Storia Che Passione
Il cammino di Santiago: l'Odissea dei pellegrini, percorso

Il cammino di Santiago: l’Odissea dei pellegrini

Durante il Medioevo, i pellegrinaggi non erano solo un’occasione per rafforzare la propria fede. In alcuni paesi infatti, coloro che portavano a termine il cammino di Santiago per ben 3 volte, erano esentati dal pagamento delle tasse! Forse non è assurdo pensare che l’intrigantissima prospettiva dell’esenzione fiscale potesse aver rinforzato molti fedeli nei loro propositi religiosi… In ogni caso, il percorso di un pellegrino non era per nulla facile, poiché banditi, assenza di indicazioni e locandieri senza scrupoli erano all’ordine del giorno.

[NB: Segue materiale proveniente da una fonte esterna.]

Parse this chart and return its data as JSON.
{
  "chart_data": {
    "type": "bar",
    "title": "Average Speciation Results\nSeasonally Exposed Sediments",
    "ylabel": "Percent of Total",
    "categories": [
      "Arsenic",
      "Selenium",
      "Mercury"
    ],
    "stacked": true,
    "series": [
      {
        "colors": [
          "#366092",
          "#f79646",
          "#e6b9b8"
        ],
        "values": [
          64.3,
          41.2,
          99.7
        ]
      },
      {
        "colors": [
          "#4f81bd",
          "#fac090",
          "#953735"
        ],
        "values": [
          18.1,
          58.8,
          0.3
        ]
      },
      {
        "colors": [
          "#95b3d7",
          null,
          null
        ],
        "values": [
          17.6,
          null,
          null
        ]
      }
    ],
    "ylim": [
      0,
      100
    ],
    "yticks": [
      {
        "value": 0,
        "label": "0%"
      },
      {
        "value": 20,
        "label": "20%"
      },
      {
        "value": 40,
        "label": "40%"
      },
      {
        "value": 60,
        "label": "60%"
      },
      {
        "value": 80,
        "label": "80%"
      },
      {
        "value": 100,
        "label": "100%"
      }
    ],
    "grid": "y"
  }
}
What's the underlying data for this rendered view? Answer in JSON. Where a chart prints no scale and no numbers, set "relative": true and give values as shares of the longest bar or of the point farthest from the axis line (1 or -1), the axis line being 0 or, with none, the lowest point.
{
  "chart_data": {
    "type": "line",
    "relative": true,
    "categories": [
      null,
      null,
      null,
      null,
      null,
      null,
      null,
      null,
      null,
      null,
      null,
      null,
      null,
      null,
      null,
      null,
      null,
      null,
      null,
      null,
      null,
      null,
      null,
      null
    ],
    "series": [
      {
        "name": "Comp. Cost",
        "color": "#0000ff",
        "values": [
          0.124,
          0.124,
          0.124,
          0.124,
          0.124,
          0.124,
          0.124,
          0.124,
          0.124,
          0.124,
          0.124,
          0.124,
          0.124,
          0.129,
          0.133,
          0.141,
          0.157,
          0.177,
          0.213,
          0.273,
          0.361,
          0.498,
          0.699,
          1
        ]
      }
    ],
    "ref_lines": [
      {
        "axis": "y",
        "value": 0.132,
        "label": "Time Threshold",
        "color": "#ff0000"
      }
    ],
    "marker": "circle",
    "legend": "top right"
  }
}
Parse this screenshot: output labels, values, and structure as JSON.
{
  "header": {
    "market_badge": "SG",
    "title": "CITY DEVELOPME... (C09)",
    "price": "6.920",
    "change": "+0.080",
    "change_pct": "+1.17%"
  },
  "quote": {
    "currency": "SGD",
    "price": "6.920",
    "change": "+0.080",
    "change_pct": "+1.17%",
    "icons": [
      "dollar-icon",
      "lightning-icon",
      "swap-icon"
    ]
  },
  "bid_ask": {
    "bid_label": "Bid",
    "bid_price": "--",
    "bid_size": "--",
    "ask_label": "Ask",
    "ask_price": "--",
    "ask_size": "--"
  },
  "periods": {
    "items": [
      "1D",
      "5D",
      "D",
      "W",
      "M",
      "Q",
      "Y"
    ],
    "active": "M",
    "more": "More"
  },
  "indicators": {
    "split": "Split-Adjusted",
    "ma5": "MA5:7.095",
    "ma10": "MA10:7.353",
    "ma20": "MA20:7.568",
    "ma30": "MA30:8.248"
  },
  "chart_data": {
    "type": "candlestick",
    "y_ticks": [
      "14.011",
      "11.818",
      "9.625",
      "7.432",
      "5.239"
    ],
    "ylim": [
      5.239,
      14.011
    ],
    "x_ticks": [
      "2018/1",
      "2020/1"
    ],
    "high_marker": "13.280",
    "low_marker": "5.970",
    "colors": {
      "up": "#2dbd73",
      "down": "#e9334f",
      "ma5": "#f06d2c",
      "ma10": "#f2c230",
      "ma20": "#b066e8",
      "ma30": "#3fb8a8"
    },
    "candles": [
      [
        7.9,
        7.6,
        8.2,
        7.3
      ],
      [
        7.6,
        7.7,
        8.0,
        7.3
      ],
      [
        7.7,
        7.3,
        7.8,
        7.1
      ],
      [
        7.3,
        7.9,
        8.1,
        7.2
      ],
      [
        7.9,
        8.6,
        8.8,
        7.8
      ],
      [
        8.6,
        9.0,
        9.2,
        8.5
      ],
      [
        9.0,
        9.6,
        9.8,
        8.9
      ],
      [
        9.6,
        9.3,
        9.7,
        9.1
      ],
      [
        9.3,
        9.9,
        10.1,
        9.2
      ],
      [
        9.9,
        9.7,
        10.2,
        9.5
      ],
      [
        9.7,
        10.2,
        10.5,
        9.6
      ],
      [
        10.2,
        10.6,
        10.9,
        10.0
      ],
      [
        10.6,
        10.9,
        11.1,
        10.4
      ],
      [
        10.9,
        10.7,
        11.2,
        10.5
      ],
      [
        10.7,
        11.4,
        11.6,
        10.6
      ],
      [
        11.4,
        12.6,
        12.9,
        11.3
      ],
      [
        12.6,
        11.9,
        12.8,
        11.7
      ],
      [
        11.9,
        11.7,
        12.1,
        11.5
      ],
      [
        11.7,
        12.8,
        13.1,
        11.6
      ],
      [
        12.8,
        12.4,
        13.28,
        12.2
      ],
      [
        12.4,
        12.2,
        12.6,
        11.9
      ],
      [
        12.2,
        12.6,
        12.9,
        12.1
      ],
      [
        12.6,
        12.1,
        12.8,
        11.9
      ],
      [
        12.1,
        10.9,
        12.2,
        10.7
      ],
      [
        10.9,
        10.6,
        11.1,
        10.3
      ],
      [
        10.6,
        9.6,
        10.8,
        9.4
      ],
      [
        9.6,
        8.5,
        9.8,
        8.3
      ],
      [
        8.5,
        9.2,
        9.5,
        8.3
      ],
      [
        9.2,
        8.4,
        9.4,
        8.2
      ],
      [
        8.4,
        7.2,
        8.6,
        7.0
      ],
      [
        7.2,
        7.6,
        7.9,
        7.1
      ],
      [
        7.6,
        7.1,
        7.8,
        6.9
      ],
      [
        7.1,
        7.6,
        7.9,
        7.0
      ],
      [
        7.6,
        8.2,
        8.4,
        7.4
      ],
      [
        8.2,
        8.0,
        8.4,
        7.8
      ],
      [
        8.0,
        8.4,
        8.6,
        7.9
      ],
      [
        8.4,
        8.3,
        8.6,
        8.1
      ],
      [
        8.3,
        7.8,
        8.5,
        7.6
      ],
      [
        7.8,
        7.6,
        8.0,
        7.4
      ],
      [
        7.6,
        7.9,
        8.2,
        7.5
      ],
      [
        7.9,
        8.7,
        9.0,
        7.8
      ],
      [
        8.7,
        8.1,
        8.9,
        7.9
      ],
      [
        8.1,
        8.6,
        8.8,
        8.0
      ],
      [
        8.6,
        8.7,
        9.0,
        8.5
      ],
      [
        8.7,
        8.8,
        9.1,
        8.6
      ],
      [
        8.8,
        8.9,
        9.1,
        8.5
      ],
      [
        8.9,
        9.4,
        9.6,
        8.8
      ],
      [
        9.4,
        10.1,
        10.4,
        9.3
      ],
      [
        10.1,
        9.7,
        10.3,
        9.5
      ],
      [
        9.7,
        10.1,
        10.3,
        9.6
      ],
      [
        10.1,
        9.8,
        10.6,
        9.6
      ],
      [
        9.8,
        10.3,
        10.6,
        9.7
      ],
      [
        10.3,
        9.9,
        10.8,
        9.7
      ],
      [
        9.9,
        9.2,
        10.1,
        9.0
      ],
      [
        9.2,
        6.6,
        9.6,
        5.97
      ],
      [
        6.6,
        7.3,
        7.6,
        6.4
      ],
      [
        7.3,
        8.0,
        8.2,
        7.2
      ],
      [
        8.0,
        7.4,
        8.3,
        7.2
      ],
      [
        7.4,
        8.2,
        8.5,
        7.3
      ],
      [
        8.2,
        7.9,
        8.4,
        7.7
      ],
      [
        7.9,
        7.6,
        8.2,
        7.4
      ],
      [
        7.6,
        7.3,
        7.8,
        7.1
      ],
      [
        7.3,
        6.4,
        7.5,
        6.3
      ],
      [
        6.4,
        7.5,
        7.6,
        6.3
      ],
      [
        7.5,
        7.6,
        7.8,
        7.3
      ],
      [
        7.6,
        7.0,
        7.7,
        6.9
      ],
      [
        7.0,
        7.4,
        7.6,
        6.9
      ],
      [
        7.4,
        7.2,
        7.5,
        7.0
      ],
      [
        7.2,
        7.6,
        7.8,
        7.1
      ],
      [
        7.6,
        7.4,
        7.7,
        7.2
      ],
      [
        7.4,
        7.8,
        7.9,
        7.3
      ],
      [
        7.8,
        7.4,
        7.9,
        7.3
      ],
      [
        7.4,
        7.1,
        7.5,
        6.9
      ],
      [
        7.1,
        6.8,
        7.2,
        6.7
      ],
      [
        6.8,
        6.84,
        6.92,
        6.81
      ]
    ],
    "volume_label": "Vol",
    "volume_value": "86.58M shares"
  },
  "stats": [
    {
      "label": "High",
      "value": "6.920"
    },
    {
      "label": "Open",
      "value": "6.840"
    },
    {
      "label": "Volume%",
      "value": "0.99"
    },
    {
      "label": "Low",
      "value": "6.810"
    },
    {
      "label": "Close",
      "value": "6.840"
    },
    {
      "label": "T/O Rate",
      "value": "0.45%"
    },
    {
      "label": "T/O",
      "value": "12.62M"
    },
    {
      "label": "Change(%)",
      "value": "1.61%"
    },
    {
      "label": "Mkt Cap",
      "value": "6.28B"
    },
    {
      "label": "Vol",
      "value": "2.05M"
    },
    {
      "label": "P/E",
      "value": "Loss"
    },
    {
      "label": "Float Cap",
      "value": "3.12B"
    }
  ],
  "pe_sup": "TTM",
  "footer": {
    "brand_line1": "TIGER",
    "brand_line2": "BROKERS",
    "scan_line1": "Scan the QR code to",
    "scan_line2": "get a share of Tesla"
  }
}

Oltre alla nostalgia per parenti e familiari, ci si doveva confrontare anche con pidocchi, cimici, malattie e moltissimi altri disagi. Senza contare poi che le regioni attraversate erano spesso sconosciute, come anche la lingua che ivi si parlava. Non a caso possediamo molti manoscritti di monaci che avendo già percorso il cammino, avvertivano su pericoli specifici che i vari passaggi potevano presentare. Così fece Aymeric Picaud con il suo Codex Calixtinus, che metteva in guardia dai fiumi pericolosi, dai tafani e dai barcaioli imbroglioni.

A partire dal XII secolo, una volta spinti i musulmani verso il fiume Guadiana e le valli del Tago, il tratto francese si trovò ad essere nuovamente percorribile. Tant’è che questo percorso divenne ben presto il più utilizzato dai pellegrini, che partivano da Saint-Jean-Pied-de-Port e Roncisvalle. Non dimentichiamoci poi che per molti occorrevano mesi anche solo per giungere al punto di inizio del cammino! Infatti nella località francese di Ostabat confluivano personaggi dalle zone relativamente vicine: bretoni, fiamminghi, guasconi, anseatici o franchi. Questi facevano sosta a Saint-Jean-Pied-de-Port, salivano verso il porto di Ibañeta e giungevano finalmente a Roncisvalle.

Molte cronache e racconti parlano di una segnaletica più che inadeguata. I viandanti si trovavano in difficoltà soprattutto nei valichi di montagna, dove la neve cancellava sentieri e tracce. Teoricamente si usava segnalare il percorso attraverso paletti conficcati nel terreno, ma senza manutenzione ogni indicazione scompariva in pochissimo tempo. Per sopperire a questa problematica, che in molti casi poteva anche costare la vita dei pellegrini, vari sovrani incentivarono l’insediamento di ostelli e coloni con alcune esenzioni e libertà. In cambio di tali privilegi, avevano l’obbligo di segnalare il cammino.

Spesso erano i campanili ad aiutare i pellegrini ad orientarsi. Quando le tormente erano particolarmente violente, le campane di Somport, Roncisvalle, Foncebadón fungevano da fari terrestri per quanti si erano smarriti. Tuttavia, sebbene perdersi costituisse un grave inconveniente, il pericolo maggiore rimanevano ladri e furfanti. Le aggressioni capitavano di frequente nelle zone di maggior transito. Il bosco di Burgos, ad esempio, che portava al venerato sepolcro di San Juan de Ortega, era pericolosissimo. Per ovviare a questa mancanza di sicurezza, si cercava di spostarsi sempre in gruppo, com’era consuetudine anche in altri percorsi di pellegrinaggi europei.

La quantità di crimini perpetuati lungo il cammino era tale, che le autorità dovettero provvedere a regolare giuridicamente il fenomeno del pellegrinaggio giacobino. Fu il re Alfonso X il Saggio a emanare per primo delle norme che garantissero ai pellegrini il possesso dei loro beni. Ma quando dopo mesi il pellegrino giungeva finalmente nella città dell’apostolo, contentezza e beatitudine superavano di molto le angosce del viaggio. Sulla Plaza de la Azabachería, egli gridava “Ultreia!“, l’esclamazione medievale che esprimeva la gioia di essere arrivati destinazione. A ricompensarlo delle sue avventure – o disavventure – era un documento attestante il compimento del cammino di Santiago, oltre ai benefici spirituali guadagnati dal pellegrino per l’eternità.